According to Rob Brewis, portfolio manager at UK-based asset manager Aubrey Capital Management Ltd, the firm has returned to Chinese equities this year, primarily due to economic recovery hopes and low valuations.
Because the company and its billionaire founder were high-profile targets during the crackdown, investors believe Alibaba's plans herald a new era of growth and capital raising for the company.
The cancellation of Ma's Ant Financial's $37 billion public listing in November 2020 at the eleventh hour ushered in a period of unpredictable government and regulatory scrutiny, sending Alibaba stock down 80% in two years to last October.
The announcement last week comes on the heels of positive comments from authorities. Premier Li Qiang assured foreign investors that China would remain steadfast in its commitment to reform and opening up, increasing market access and improving the business environment.

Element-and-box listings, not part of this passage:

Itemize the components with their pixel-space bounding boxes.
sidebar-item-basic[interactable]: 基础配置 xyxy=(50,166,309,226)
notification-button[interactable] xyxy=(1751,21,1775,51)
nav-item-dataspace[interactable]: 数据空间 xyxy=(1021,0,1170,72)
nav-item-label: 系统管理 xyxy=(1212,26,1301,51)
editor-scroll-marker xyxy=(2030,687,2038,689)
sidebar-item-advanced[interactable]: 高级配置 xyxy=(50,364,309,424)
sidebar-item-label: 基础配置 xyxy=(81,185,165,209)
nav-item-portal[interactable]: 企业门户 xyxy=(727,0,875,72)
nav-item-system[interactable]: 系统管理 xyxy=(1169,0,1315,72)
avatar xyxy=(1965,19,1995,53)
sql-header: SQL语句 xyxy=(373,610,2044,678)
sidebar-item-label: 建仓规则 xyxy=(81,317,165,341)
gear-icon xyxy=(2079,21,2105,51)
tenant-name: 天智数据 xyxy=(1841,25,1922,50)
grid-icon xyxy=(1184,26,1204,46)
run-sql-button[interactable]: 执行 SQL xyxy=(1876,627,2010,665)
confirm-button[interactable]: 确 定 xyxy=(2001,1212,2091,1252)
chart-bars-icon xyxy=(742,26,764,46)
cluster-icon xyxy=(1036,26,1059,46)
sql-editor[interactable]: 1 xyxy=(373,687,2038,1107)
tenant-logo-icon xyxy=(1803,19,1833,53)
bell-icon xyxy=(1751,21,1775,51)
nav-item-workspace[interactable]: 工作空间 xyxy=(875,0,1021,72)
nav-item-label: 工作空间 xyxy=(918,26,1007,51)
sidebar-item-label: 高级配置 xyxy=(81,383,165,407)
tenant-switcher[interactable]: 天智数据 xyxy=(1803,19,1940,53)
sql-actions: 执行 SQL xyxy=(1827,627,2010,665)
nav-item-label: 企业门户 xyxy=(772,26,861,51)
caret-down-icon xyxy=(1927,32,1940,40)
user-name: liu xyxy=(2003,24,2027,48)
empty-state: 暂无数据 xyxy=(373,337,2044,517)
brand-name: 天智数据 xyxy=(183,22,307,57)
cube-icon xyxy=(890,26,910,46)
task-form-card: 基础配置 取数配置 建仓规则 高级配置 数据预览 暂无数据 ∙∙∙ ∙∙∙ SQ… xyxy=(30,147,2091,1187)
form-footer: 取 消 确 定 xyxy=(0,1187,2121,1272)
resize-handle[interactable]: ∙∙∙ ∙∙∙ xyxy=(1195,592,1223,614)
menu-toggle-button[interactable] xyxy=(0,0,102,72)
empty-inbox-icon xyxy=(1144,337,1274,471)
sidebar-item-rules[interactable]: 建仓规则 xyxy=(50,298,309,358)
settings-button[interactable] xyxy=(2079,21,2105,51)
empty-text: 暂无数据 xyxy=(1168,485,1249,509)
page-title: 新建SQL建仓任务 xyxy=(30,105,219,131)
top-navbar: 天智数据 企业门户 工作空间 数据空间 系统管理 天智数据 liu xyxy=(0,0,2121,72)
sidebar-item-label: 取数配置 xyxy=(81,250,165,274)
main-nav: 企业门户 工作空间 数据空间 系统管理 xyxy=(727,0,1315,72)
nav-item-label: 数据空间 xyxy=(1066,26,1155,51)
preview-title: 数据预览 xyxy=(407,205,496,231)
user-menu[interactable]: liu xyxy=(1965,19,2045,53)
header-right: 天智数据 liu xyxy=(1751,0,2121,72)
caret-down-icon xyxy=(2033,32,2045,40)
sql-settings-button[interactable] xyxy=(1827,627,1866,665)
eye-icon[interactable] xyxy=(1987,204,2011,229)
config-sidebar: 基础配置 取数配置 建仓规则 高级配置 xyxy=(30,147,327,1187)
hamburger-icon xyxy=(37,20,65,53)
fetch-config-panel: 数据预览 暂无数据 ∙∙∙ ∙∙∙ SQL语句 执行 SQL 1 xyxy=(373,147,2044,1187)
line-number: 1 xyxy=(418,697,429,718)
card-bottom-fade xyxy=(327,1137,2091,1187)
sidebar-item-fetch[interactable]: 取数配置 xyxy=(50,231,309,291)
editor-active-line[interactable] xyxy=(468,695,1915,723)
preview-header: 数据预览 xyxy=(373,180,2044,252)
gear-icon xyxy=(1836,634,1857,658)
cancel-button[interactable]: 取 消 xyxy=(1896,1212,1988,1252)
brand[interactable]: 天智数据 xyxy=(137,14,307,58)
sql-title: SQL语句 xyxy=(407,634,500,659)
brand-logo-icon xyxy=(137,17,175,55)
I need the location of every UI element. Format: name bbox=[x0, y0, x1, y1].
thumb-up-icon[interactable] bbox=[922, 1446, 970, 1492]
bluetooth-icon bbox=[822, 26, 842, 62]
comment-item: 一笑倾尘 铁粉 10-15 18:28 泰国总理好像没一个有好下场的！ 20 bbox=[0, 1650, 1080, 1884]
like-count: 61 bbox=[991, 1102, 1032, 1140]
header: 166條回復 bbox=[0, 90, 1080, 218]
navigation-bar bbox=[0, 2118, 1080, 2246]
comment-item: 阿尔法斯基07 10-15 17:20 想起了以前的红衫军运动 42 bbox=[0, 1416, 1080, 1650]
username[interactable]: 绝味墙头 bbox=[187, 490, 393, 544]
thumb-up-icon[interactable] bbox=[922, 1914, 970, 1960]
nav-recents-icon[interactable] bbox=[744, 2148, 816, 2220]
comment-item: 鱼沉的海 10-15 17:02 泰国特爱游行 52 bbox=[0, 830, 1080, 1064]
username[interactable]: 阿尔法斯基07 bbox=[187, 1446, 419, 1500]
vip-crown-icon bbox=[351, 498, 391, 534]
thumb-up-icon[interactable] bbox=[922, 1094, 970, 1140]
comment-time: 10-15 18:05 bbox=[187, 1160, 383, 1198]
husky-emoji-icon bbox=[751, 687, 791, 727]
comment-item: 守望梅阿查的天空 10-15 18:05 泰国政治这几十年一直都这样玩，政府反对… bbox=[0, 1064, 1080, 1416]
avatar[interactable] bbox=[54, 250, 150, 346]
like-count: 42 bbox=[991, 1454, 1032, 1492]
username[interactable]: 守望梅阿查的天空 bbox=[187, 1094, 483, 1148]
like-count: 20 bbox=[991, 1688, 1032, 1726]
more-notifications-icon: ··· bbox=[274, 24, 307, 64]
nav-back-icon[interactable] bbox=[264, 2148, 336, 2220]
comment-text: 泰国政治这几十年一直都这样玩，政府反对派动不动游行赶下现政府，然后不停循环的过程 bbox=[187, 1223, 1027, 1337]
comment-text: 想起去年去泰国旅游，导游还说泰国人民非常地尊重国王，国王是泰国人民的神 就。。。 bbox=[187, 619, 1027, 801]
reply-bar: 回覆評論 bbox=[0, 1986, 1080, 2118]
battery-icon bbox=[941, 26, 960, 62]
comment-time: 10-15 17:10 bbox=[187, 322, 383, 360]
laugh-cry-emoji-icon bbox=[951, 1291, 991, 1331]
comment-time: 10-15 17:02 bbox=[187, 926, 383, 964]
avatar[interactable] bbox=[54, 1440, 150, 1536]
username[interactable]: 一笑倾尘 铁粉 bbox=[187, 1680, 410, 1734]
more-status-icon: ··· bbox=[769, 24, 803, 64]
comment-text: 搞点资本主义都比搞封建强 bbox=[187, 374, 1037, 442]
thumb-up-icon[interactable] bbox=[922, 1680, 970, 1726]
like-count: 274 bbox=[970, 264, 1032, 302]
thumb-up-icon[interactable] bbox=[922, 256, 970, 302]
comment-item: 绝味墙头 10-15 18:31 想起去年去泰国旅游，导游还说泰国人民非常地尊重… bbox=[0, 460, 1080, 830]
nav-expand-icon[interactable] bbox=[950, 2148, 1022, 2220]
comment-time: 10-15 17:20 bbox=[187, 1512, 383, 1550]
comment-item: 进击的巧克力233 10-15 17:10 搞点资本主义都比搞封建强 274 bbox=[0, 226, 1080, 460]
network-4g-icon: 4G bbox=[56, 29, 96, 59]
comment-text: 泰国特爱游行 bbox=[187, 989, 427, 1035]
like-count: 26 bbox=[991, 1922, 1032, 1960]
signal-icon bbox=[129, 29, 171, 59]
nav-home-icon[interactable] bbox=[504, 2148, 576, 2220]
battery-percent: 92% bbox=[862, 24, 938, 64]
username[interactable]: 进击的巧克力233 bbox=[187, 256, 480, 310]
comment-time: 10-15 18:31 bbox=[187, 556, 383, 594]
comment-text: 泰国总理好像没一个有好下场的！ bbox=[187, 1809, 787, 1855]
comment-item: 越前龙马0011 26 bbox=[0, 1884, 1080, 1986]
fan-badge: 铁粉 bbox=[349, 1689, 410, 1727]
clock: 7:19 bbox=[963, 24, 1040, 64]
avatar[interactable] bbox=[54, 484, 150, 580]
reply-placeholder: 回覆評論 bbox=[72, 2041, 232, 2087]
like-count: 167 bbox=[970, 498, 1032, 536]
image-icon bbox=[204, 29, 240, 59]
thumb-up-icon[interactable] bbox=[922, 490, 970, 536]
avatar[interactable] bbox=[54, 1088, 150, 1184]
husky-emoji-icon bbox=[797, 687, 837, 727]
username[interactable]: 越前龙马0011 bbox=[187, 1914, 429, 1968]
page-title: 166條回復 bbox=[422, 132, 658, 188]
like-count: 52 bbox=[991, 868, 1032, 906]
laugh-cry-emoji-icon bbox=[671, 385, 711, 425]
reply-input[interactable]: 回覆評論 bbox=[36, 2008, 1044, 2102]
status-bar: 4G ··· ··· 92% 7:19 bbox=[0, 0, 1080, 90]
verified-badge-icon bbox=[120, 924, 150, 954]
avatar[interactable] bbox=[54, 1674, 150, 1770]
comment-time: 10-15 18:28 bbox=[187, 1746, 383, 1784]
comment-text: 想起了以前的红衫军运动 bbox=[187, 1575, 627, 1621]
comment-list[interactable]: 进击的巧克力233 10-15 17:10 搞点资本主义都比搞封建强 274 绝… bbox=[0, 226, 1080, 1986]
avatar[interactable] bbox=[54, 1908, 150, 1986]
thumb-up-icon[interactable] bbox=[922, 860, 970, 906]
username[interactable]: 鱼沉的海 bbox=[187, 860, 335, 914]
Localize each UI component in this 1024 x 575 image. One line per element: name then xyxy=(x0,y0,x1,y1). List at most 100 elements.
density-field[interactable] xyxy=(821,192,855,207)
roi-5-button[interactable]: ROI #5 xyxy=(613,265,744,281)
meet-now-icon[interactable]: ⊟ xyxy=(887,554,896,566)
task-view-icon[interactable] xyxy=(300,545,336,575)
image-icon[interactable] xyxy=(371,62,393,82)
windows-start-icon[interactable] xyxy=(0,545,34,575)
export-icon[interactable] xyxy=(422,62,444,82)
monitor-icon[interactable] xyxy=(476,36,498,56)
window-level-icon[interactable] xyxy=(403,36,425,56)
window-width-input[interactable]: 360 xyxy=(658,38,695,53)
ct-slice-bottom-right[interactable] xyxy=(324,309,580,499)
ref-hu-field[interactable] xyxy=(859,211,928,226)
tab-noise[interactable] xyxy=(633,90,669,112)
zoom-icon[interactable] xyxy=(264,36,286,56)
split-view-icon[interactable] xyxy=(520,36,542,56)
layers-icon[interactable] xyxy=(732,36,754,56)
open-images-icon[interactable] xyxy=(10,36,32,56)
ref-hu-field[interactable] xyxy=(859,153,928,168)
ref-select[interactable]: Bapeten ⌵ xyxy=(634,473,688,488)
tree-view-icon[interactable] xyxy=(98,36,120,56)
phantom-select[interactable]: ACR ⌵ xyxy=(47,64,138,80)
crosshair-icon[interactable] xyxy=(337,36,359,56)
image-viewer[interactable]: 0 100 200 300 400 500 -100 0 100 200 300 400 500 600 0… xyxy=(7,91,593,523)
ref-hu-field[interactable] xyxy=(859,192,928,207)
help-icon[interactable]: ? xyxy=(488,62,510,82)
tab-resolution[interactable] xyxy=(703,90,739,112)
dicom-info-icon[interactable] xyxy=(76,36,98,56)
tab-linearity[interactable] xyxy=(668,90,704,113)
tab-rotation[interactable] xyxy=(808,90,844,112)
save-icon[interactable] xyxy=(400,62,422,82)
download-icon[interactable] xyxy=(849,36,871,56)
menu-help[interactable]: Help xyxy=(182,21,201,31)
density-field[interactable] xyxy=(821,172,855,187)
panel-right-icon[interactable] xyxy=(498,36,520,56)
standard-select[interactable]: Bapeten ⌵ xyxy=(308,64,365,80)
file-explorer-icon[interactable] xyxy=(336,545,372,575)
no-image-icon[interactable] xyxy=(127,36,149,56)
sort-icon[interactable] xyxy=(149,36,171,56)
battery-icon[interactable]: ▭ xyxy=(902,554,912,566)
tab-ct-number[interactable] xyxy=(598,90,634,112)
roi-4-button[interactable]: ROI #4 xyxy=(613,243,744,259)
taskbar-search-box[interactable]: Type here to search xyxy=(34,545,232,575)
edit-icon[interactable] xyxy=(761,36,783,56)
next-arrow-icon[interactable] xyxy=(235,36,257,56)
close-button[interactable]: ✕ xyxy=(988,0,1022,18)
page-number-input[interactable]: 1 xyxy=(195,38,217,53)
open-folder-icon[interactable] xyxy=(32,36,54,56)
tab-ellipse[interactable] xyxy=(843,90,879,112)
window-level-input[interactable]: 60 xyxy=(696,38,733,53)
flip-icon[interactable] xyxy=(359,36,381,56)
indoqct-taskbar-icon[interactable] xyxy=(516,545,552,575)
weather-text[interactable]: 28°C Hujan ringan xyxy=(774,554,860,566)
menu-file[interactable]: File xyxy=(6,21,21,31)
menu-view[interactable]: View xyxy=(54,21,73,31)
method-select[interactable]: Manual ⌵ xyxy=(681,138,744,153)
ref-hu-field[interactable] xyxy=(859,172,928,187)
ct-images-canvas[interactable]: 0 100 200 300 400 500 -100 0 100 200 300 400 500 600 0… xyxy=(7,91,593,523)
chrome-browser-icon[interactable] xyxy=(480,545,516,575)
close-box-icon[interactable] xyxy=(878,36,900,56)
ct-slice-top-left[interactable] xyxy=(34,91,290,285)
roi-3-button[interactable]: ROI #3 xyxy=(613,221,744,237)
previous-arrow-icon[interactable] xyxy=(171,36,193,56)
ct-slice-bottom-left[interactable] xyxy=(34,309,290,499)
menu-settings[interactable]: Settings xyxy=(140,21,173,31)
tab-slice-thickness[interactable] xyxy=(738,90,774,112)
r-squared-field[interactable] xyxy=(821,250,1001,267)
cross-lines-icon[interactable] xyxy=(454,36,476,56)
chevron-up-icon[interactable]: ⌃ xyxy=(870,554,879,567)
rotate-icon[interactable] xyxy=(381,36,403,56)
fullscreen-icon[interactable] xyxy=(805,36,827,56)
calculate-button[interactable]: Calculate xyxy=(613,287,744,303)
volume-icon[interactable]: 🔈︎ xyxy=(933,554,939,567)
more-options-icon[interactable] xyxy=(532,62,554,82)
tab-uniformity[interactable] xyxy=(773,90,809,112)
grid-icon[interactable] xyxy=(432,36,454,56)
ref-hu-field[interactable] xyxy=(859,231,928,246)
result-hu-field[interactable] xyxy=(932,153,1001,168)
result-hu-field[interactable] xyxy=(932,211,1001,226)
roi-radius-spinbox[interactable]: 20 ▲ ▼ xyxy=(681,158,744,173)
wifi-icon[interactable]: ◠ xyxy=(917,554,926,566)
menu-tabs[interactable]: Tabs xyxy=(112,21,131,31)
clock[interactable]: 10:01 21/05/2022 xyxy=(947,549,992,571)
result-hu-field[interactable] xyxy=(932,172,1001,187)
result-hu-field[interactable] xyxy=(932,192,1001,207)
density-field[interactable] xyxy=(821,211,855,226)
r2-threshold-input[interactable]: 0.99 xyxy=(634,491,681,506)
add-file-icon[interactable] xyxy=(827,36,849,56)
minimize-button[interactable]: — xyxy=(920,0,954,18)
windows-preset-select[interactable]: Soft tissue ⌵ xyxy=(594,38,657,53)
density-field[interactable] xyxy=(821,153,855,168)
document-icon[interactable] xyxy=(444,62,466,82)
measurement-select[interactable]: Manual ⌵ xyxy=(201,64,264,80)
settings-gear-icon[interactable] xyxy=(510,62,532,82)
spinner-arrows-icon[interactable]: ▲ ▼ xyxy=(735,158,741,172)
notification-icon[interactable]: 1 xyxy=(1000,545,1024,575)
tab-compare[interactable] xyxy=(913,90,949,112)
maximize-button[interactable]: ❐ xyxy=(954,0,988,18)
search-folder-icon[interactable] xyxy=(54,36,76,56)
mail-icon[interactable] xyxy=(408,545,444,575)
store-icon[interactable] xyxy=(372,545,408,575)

As many as 67% of investors in the United States are now seeing the start of a trend towards more business friendly actions from Beijing, a recent survey by BofA Securities found, according to a note seen by Reuters and a source familiar with the matter. BofA Securities declined to comment.
Ernest Yeung, a portfolio manager at U.S. asset manager T. Rowe Price, anticipated "a gradual process of stabilisation" of private enterprises and the internet sector.
His team has been focusing on investing in "forgotten or out-of-favour" stocks, and built a position in Alibaba last year.
The lingering question is how China reconciles its commitment to business with its political ideology.
Investors will watch "whether this is like Mao's 'Let a hundred flowers bloom' campaign that will just be reversed if it doesn't serve the interests of the Party," said Brian Jacobsen, senior investment strategist with Allspring.